Saskatoon court dismisses discrimination appeal
A Saskatchewan judge has ruled in favour of a First Nations man who says he was discriminated against when he was ejected from a Saskatoon restaurant in 2006.
The case concerns Leslie Tataquason, who was previously awarded $7,000 after a human rights tribunal found he was denied service at a Howard Johnson restaurant on the basis of his ancestry, contrary to the Saskatchewan Human Rights Code.
At the earlier hearing, Tataquason testified his wife worked at the Howard Johnson and that on June 8, 2006, while he was having coffee with her, manager John Pontes said "Can't you see she's working? Get out, this isn't the Friendship Centre."
Tataquason said he was deeply hurt, and spiralled into depression as a result.

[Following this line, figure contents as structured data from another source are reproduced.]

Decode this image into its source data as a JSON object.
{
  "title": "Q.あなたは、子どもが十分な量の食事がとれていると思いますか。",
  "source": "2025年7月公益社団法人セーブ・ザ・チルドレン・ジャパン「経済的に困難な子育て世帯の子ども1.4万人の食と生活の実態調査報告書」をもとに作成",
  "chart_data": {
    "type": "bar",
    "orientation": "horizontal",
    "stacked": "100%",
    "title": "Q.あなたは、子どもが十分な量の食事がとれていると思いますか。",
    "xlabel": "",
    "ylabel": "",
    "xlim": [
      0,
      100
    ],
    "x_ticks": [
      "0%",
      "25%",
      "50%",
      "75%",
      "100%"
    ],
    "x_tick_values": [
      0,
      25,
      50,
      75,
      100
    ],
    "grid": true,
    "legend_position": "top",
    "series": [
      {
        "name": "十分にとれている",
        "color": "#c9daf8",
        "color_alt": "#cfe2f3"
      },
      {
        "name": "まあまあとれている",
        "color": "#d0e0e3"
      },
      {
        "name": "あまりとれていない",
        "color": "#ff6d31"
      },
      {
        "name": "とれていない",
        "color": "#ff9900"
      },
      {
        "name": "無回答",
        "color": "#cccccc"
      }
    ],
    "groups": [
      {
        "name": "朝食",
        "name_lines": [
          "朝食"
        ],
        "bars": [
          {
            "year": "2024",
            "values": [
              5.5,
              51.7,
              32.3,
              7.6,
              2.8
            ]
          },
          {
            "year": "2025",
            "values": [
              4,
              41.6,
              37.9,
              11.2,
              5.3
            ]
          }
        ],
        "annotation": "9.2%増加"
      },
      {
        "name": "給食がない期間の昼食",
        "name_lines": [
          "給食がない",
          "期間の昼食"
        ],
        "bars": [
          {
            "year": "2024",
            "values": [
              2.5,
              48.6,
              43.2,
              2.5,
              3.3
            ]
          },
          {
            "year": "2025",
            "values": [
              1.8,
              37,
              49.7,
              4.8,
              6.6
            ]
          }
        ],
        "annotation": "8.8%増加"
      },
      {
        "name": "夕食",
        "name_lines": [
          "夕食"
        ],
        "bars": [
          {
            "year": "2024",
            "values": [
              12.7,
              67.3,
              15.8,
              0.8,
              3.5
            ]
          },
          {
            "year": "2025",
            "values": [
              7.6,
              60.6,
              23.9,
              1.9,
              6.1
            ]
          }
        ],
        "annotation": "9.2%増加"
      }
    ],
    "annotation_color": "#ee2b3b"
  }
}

In the weeks after the incident, "he thought of suicide, fell into addictions, went through a separation from his wife, lost his job, received treatment from psychologists and became a frequenter of petty crime and homelessness."
He said he believed the reaction was so extreme because it triggered memories of the emotional, physical and sexual abuse he had suffered at residential schools and foster homes.
The sole member of the human rights tribunal, Donald Worme, released his decision Nov. 6, 2008 finding that Pontes discriminated against Tataquason when he denied him a service customarily offered to the public.
The tribunal decision was referred to the courts by the Howard Johnson Inn (now called the Northwoods Inn & Suites) and Pontes.
Now, in a ruling recently published on the internet, Queen's Bench Justice Robert Laing has dismissed the appeal.
Pontes, who didn't testify at the tribunal, had asked the judge to consider his version of events.
His appeal also questioned whether Worme was impartial. It said errors of law were made and questioned whether there had been a reference to the "Friendship Centre" or the "Friendship Inn."
However, Laing, the chief justice of the court of Queen's Bench, rejected all the arguments and said if Pontes had wanted to give his side of the story, he should have given his evidence the first time.
Regardless of whether Pontes said "Friendship Centre" or "Friendship Inn," the insinuation was the same, Laing said: the restaurant was not a gathering place for aboriginal people.
The Friendship Centre refers to a centre that assists aboriginal people who move to Saskatoon, the judge said. The tribunal had earlier been told that the Friendship Inn is a downtown establishment that provides free meals to needy people.
Laing also wrote that the tribunal's order that Tataquason be paid $7,000 was reasonable.